A safe environment will include a culturally sensitive environment. In our homes and businesses we ought always to do this. This means leaning about their culture, learning what is appropriate and what is not.
Learning and doing these and similar culturally appropriate manners will show sensitivity to their Deaf Culture. It will go a long way toward making the Deaf person feel valued as the person God created them to be.
Sensitivity provides a safe place where the Deaf can make mistakes without fear of judgment. It provides love and acceptance in the face of misunderstanding. It provides a place to encourage growth. It provides a place for trust to be built. It provides and must provide all these things even if they are not returned. This is the servant heart that is needed.
The Deaf have lacked access to so much information in the past. Once they have had access to it and the freedom it can bring, there are strong currents of emotion released. They realize all they have been missing. Sometimes when the Deaf come into a new area of understanding, it may also provide for new challenges to others. It may produce resistance when people try to fit the Deaf back into the "old mold". They will not want this. They will have begun to find the person they were created to be. It is important to encourage them and enable them to continue in that walk. The Deaf are worth the investment of a person's time and energy.
In the Deaf culture the sharing of information is natural. They often take it upon themselves to share information, which they have received, with the rest of the Deaf community. The information shared generally tends to be deeper than that shared in the hearing culture. This is true of first time acquaintances, also.
The nature of the information shared will be very detailed. When two Deaf people meet, they often share such information as to what time they got up, what they had for breakfast and how they prepared it, what happened on the way to work as they drove, the time they arrived, who they met when they came into the office and the response of those people, and all the events that led up until the time that they met this person. Obviously there is consideration for the depth of relationship, the setting, and the time to share. But the fact is, they share much more detail and information than is common to the hearing culture.

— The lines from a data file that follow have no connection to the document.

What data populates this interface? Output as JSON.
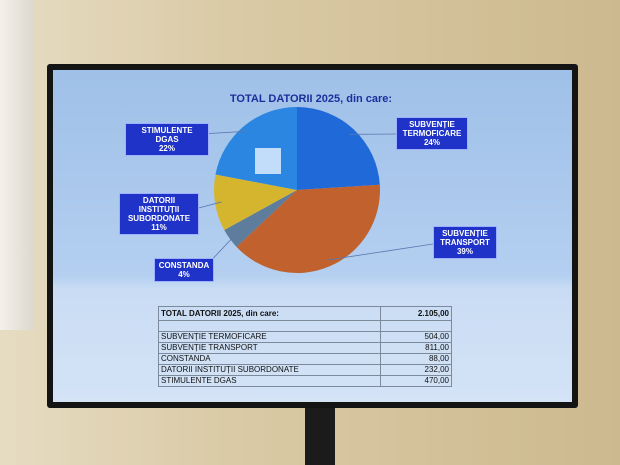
{
  "chart_data": {
    "type": "pie",
    "title": "TOTAL DATORII 2025, din care:",
    "categories": [
      "SUBVENȚIE TERMOFICARE",
      "SUBVENȚIE TRANSPORT",
      "CONSTANDA",
      "DATORII INSTITUȚII SUBORDONATE",
      "STIMULENTE DGAS"
    ],
    "values": [
      24,
      39,
      4,
      11,
      22
    ],
    "value_labels": [
      "24%",
      "39%",
      "4%",
      "11%",
      "22%"
    ],
    "colors": [
      "#1f6ad8",
      "#c0612e",
      "#5e7d9c",
      "#d6b52e",
      "#2a86e0"
    ]
  },
  "table": {
    "rows": [
      [
        "TOTAL DATORII 2025, din care:",
        "2.105,00"
      ],
      [
        "SUBVENȚIE TERMOFICARE",
        "504,00"
      ],
      [
        "SUBVENȚIE TRANSPORT",
        "811,00"
      ],
      [
        "CONSTANDA",
        "88,00"
      ],
      [
        "DATORII INSTITUȚII SUBORDONATE",
        "232,00"
      ],
      [
        "STIMULENTE DGAS",
        "470,00"
      ]
    ]
  }
}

If a hearing person receives a phone call in the presence of a Deaf person it would be proper to tell them who the caller was, the topic of discussion and the outcome. In the hearing world that is not considered customary. Yet, the hearing person would overhear one side of the conversation and have some of that information already. Become a giver of information and do it freely.
It is important, therefore, to be a giver of information. Train yourself. Make this your goal. Make understanding the culture and sensitivity to it a goal. The rewards are great and the friendships are wonderful and rich.